When a risk is detected, the system’s operators contact the plantation managers and firefighting teams. An alert also sounds instantly on an app on the manager’s cell phone.
This app also gives a picture of the fire, its latitude and longitude, and the plantation block on which it was identified. The speed with which fire-fighters need to get there, and 12-hour forecast of the weather conditions are also provided. The efficiency of the system enables fire-fighters to be dispatched within minutes of the fire being detected.
Firehawk is used in about 80% of forestry land in KwaZulu-Natal and 30% nationally, said its CO O, Willem Oosthuizen. A new contract, covering plantations from Piet Retief to North of Badplaas, will see the system cover about 50% of plantation land in the country.
The forestry industry spends R1bn annually on preventative and integrated fire management – excluding actual fire-fighting – and more money on fighting fires off its own property, than on them.
Introduced in South Africa in 1994, the technology is also used in Chile, Brazil, Ghana and Malawi.
Ronald said an average of 15.6% of the forestry sector’s annual harvest has been lost to wildfire over the past 30 years. This amounts to over 17600ha and R546m lost annually, and more than R2.86bn annually when processing sectors are included.
Early detection is part of a broader industry strategy to manage fires. This also includes extensive publicity campaigns and advertisements in several languages to improve community buy-in, as many fires spread to plantations after being started by communities to improve their grazing land, or irresponsible burning practices, Ronald said.

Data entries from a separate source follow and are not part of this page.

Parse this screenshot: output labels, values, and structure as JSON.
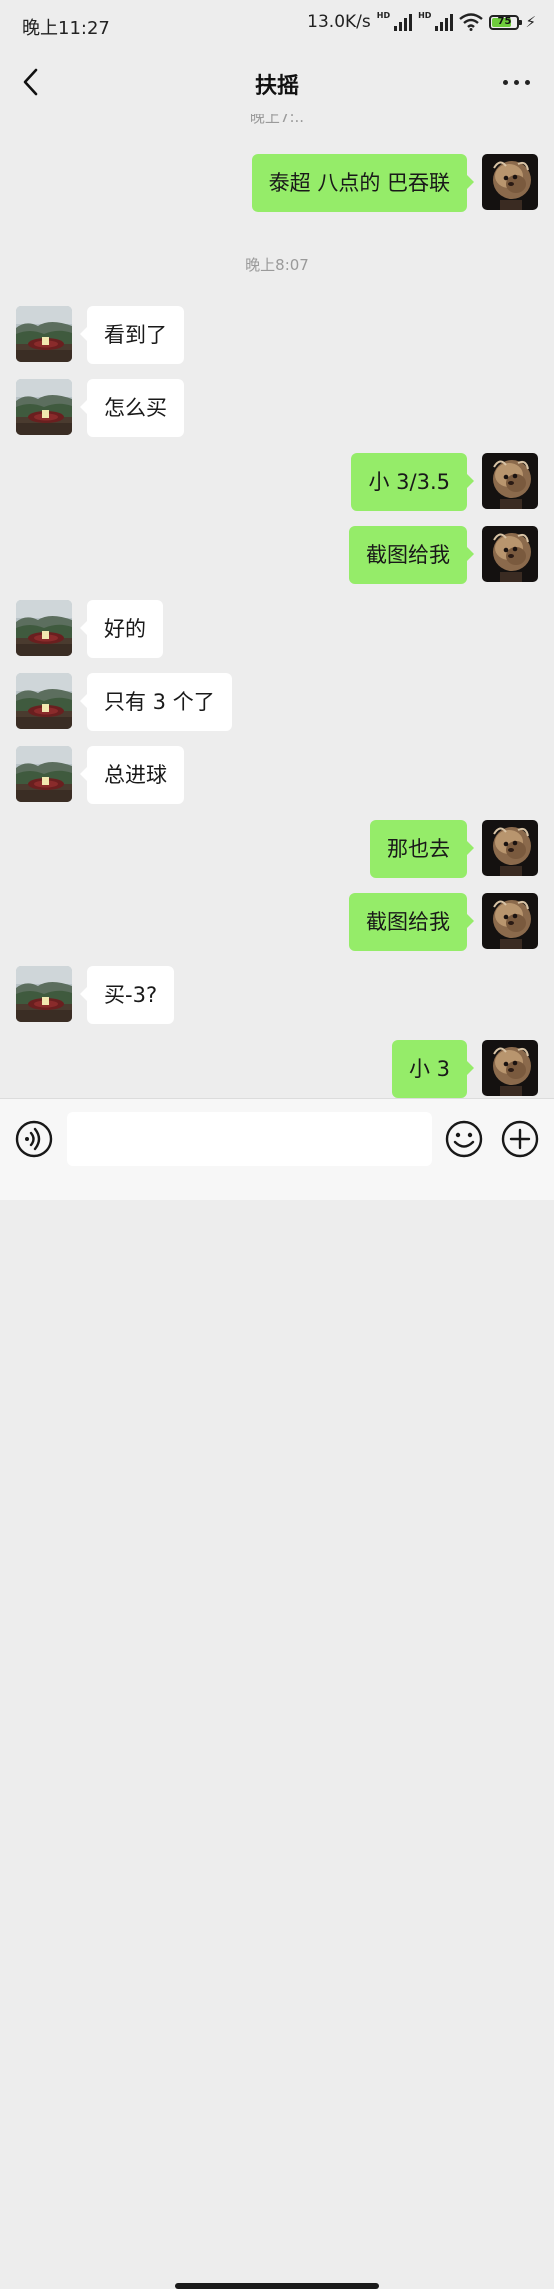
{
  "status_bar": {
    "time": "晚上11:27",
    "network_speed": "13.0K/s",
    "signal_1_label": "HD",
    "signal_2_label": "HD",
    "battery": "75",
    "icons": [
      "signal-icon",
      "signal-icon",
      "wifi-icon",
      "battery-icon",
      "charging-icon"
    ]
  },
  "nav": {
    "back_icon": "chevron-left-icon",
    "title": "扶摇",
    "more_icon": "more-dots-icon"
  },
  "chat": {
    "cut_timestamp": "晚上7:..",
    "messages": [
      {
        "side": "right",
        "text": "泰超 八点的 巴吞联"
      },
      {
        "side": "time",
        "text": "晚上8:07"
      },
      {
        "side": "left",
        "text": "看到了"
      },
      {
        "side": "left",
        "text": "怎么买"
      },
      {
        "side": "right",
        "text": "小 3/3.5"
      },
      {
        "side": "right",
        "text": "截图给我"
      },
      {
        "side": "left",
        "text": "好的"
      },
      {
        "side": "left",
        "text": "只有 3 个了"
      },
      {
        "side": "left",
        "text": "总进球"
      },
      {
        "side": "right",
        "text": "那也去"
      },
      {
        "side": "right",
        "text": "截图给我"
      },
      {
        "side": "left",
        "text": "买-3?"
      },
      {
        "side": "right",
        "text": "小 3"
      }
    ]
  },
  "input_bar": {
    "voice_icon": "voice-icon",
    "input_value": "",
    "input_placeholder": "",
    "emoji_icon": "emoji-icon",
    "plus_icon": "plus-icon"
  },
  "colors": {
    "background": "#ededed",
    "sent_bubble": "#95ec69",
    "received_bubble": "#ffffff",
    "timestamp_text": "#9a9a9a"
  }
}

Other aspects are the use of the Fire Danger Index and basing fire-fighting teams in high-risk areas of plantations in readiness for potential fires on red-alert days; controlled burns under the forest canopy to reduce fuel loads; burning fuel loads after trees are felled, in areas where this will not damage the soil; preparing fire breaks and building roads through plantations in places where they will act as firebreaks and defendable spaces.
Large forestry companies also help fight fires on the land of smaller growers who do not have fire-fighting resources.
The forestry industry spends R1 bn on preventative and integrated fire management – excluding actual fire-fighting – annually, while the government spends about half of this on veld fire prevention, said Duane Roothman, general manager of forestry in KwaZulu-Natal for SAPPI and head of the industry’s Fire Working Group.
This spend is “totally out of kilter,” as plantations cover only one percent of land in the country.
The national Integrated Fire Management strategy requires all landowners to participate in preventing and fighting fires. Farmers play a large role but many municipalities, including those in KwaZulu-Natal and Mpumalanga, do far less than they should, participating poorly in Fire Protection Associations and failing to ringfence funds for fire-fighting, said Duane.
Municipalities in the Southern and Western Cape play a far greater role.
The industry spends more money fighting fires off its own properties than on them, Duane said.
The forestry sector’s efforts in proactively mitigating damage from fire is quite clear when looking at the devastating fires in the Southern Cape in 2017 and 2018, said Ronald. Although plantations suffered significant damage, this could have been much worse if owners had not implemented integrated fire management plans and had been less organised and well-resourced.